M. de Presmes avait déjà perdu les trois quarts de sa froideur. Le sujet abordé par Kérizat était pour lui le plus cher entre tous. Pour en parler à son aise, il eût fait volontiers trêve à un ennemi mortel.

Le chevalier emplit son verre et celui du bonhomme jusqu’au bord.

— Monsieur mon ami, dit-il, je vous propose la santé du colonel d’Yauville, — votre cousin, — qui a le plus grand désir de faire votre connaissance.

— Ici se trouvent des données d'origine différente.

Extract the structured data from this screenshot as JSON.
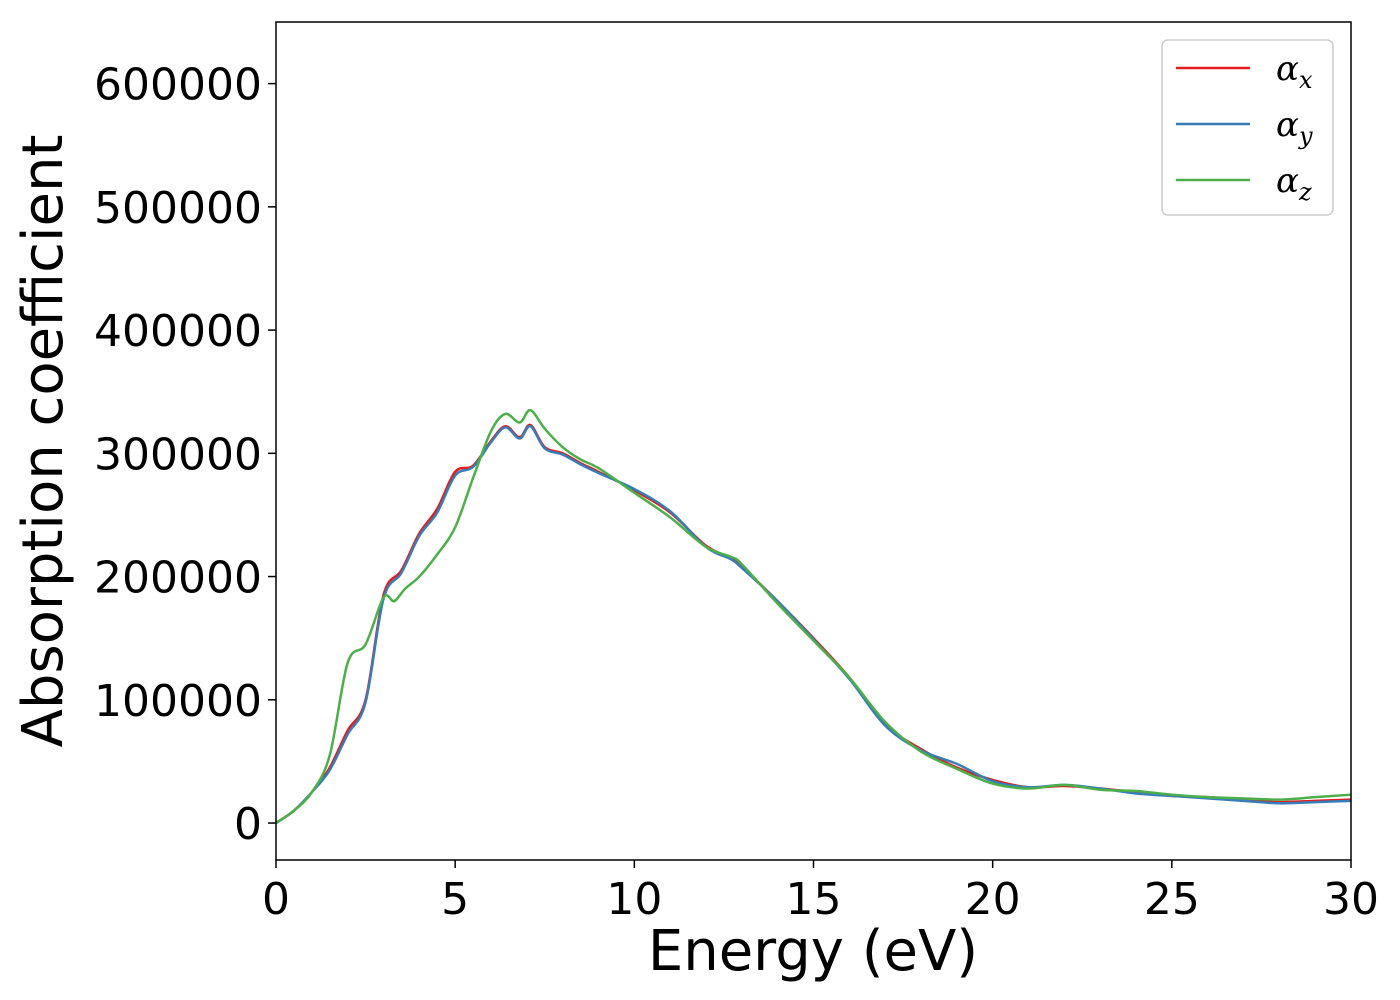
{
  "chart_data": {
    "type": "line",
    "title": "",
    "xlabel": "Energy (eV)",
    "ylabel": "Absorption coefficient",
    "xlim": [
      0,
      30
    ],
    "ylim": [
      -30000,
      650000
    ],
    "x_ticks": [
      0,
      5,
      10,
      15,
      20,
      25,
      30
    ],
    "y_ticks": [
      0,
      100000,
      200000,
      300000,
      400000,
      500000,
      600000
    ],
    "grid": false,
    "legend_position": "top-right",
    "series": [
      {
        "name": "α_x",
        "label_main": "α",
        "label_sub": "x",
        "color": "#e41a1c",
        "x": [
          0,
          0.5,
          1.0,
          1.5,
          2.0,
          2.5,
          3.0,
          3.5,
          4.0,
          4.5,
          5.0,
          5.5,
          6.0,
          6.4,
          6.8,
          7.1,
          7.5,
          8.0,
          8.5,
          9.0,
          10.0,
          11.0,
          12.0,
          12.7,
          13.0,
          14.0,
          15.0,
          16.0,
          17.0,
          18.0,
          19.0,
          20.0,
          21.0,
          22.0,
          23.0,
          24.0,
          25.0,
          26.0,
          27.0,
          28.0,
          29.0,
          30.0
        ],
        "values": [
          0,
          10000,
          25000,
          45000,
          75000,
          100000,
          185000,
          205000,
          235000,
          255000,
          285000,
          290000,
          310000,
          322000,
          313000,
          323000,
          305000,
          300000,
          292000,
          285000,
          270000,
          252000,
          225000,
          215000,
          208000,
          180000,
          150000,
          118000,
          80000,
          60000,
          45000,
          35000,
          29000,
          30000,
          28000,
          25000,
          22000,
          21000,
          19000,
          17000,
          18000,
          19000
        ]
      },
      {
        "name": "α_y",
        "label_main": "α",
        "label_sub": "y",
        "color": "#377eb8",
        "x": [
          0,
          0.5,
          1.0,
          1.5,
          2.0,
          2.5,
          3.0,
          3.5,
          4.0,
          4.5,
          5.0,
          5.5,
          6.0,
          6.4,
          6.8,
          7.1,
          7.5,
          8.0,
          8.5,
          9.0,
          10.0,
          11.0,
          12.0,
          12.7,
          13.0,
          14.0,
          15.0,
          16.0,
          17.0,
          18.0,
          19.0,
          20.0,
          21.0,
          22.0,
          23.0,
          24.0,
          25.0,
          26.0,
          27.0,
          28.0,
          29.0,
          30.0
        ],
        "values": [
          0,
          10000,
          25000,
          43000,
          72000,
          98000,
          182000,
          203000,
          233000,
          252000,
          282000,
          289000,
          309000,
          321000,
          312000,
          322000,
          304000,
          299000,
          291000,
          284000,
          271000,
          253000,
          224000,
          214000,
          207000,
          180000,
          149000,
          117000,
          79000,
          59000,
          48000,
          34000,
          29000,
          31000,
          28000,
          24000,
          22000,
          20000,
          18000,
          16000,
          17000,
          18000
        ]
      },
      {
        "name": "α_z",
        "label_main": "α",
        "label_sub": "z",
        "color": "#4daf4a",
        "x": [
          0,
          0.5,
          1.0,
          1.5,
          2.0,
          2.5,
          3.0,
          3.3,
          3.6,
          4.0,
          4.5,
          5.0,
          5.5,
          6.0,
          6.4,
          6.8,
          7.1,
          7.5,
          8.0,
          8.5,
          9.0,
          10.0,
          11.0,
          12.0,
          12.7,
          13.0,
          14.0,
          15.0,
          16.0,
          17.0,
          18.0,
          19.0,
          20.0,
          21.0,
          22.0,
          23.0,
          24.0,
          25.0,
          26.0,
          27.0,
          28.0,
          29.0,
          30.0
        ],
        "values": [
          0,
          10000,
          25000,
          55000,
          130000,
          145000,
          183000,
          180000,
          190000,
          200000,
          218000,
          240000,
          280000,
          318000,
          332000,
          325000,
          335000,
          320000,
          305000,
          295000,
          288000,
          268000,
          248000,
          224000,
          216000,
          210000,
          178000,
          148000,
          118000,
          82000,
          58000,
          44000,
          32000,
          28000,
          31000,
          27000,
          26000,
          23000,
          21000,
          20000,
          19000,
          21000,
          23000
        ]
      }
    ]
  }
}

— En vérité ! s’écria monsieur de Presmes ; mais volontiers, Kérizat, mais très-volontiers…

Les deux verres se choquèrent, et le vieux capitaine se frotta les mains après avoir remis le sien sur la table.

— Du reste, monsieur mon ami, reprit Kérizat, d’Yauville n’est pas le seul qui m’ait donné le plaisir d’entendre parler de vous. On connaît vos façons de chasser à la cour.

— Ah bah ! fit le bonhomme.

— Pourquoi vous étonner ainsi ? Ne savez-vous pas bien que vous valez pour le moins nos veneurs de Paris ? Avez-vous votre pareil pour détourner le cerf sans jamais le méjuger au pied ni aux fumées ? Sait-on mieux que vous décider du laisser-courre, frapper aux brisées, attaquer, garder ferme la voie ? Qui parle aux chiens comme vous, monsieur mon ami ? Vous sonnez comme monsieur de Dampierre, vous forhuez comme feu Stentor !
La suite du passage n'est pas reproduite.